Good flick to make fun of.

If you like Mystery Science Theater 3000 then you might be interested in seeing Max Magician and the Legend of the Rings.

You will need a few things to properely make fun of this flick. Here's what you'll need:

1. Max Magician and the Legend of the Rings DVD. You can find this flick at your local Wal-Mart in the discount bin.

2. Some funny friends.

3. A camcorder set-up to record only the screen on your TV. Just use a tri-pod or prop it up so that you are recording what you see on your TV. The reason you do this is so that you can record the film and all the comments you and your frends say. Put the DVD in and hit play.
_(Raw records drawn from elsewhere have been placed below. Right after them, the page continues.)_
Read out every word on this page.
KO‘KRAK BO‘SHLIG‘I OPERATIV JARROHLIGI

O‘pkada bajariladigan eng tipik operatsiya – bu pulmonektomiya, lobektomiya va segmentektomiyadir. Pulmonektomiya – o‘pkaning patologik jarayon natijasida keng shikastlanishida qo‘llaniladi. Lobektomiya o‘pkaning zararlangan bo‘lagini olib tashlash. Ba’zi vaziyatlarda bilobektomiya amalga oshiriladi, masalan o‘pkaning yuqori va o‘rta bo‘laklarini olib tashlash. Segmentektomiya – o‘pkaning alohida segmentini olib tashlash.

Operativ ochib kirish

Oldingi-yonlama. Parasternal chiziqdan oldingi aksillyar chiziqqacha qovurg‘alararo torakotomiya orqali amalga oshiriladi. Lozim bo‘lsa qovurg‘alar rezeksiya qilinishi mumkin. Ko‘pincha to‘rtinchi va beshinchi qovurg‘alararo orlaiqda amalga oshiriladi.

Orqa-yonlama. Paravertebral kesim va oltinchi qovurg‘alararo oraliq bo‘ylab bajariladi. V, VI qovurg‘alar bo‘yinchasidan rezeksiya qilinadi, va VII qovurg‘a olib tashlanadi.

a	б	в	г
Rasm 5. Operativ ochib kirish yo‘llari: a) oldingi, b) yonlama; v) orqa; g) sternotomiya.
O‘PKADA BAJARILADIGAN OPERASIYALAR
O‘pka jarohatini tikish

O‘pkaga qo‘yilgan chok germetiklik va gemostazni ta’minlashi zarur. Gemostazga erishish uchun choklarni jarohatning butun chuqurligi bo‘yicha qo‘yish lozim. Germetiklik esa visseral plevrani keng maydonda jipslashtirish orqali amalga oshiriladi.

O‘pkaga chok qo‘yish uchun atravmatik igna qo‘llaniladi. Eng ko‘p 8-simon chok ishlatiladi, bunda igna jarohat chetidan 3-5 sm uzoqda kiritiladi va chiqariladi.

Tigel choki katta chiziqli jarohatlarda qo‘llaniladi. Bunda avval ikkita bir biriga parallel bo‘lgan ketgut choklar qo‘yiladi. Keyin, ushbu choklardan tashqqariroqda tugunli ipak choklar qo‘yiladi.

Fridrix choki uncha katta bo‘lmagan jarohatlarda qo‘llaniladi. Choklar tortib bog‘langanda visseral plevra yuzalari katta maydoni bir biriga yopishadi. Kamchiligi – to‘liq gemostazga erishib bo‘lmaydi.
After that, hit record on your camera and start making wise on a film that was shot at an amusement part during the off season. Later, when your friends have died, you can watch your version of the film and enjoy.

What's my favorite part of the movie? The part where the talking mouse and Max Magician smoke pot in Max's room, filling it up with smoke. Well, that's what it looked like to me and my friend. "Do you hear sirens?"
  • shampoojones
  • 24. Aug. 2004
  • Permalink
1/10

So this is what Ed Wood would be doing if he were alive today.

  • jay_042
  • 14. Feb. 2005
  • Permalink
1/10

Not The worst movie ever.....

Anyone who claims that this is the worst movie ever has simply not seen enough movies. If you want to see some things that are truly reeking, smelly crap fests, I suggest checking out some of those Brain Damage or York Entertainment horror and/or urban SOV/DTV programmers. Those flicks are so bad, they don't make it past the category of home movie. At least MAX MAGICIAN can boast the fact that it's actually shot on 35mm film, has some decent make-up effects and a professional original score. That said, this film is indeed one of the absolutely lamest films I have ever inflicted on myself. Basically take a standard issue Disney/Family Channel movie, take it down ten notches and remove any all production value and talent and you're left with this turd. Editing is lousy, the cinematography is pedestrian, the writing is laughable and let's not even get started on the acting. Throw in a squad of LARPers and Ren fest refugees and you've got a five car pile up of a movie. It makes you wish MST3K was still on the air because would be a great follow up to FINAL SACRIFICE.

As a parting shot as I must mention the truly abominable special effects. In this day and age when Star wars fan films can boast to having an impressive level of scale and gloss, the only effects this movie can boast of are an occasional matte, a sparkling effect that shows up waaaaay too often, and that reaally tacky effect where you put the camera on a tripod and then start and stop it to make somebody vanish. Lame? You betch your arse!
  • IkanoKato
  • 9. Nov. 2006
  • Permalink
1/10

Max is given a spell book that lets him into the blue bell forest where he helps to rescue the wood elves from an evil king trying to take over.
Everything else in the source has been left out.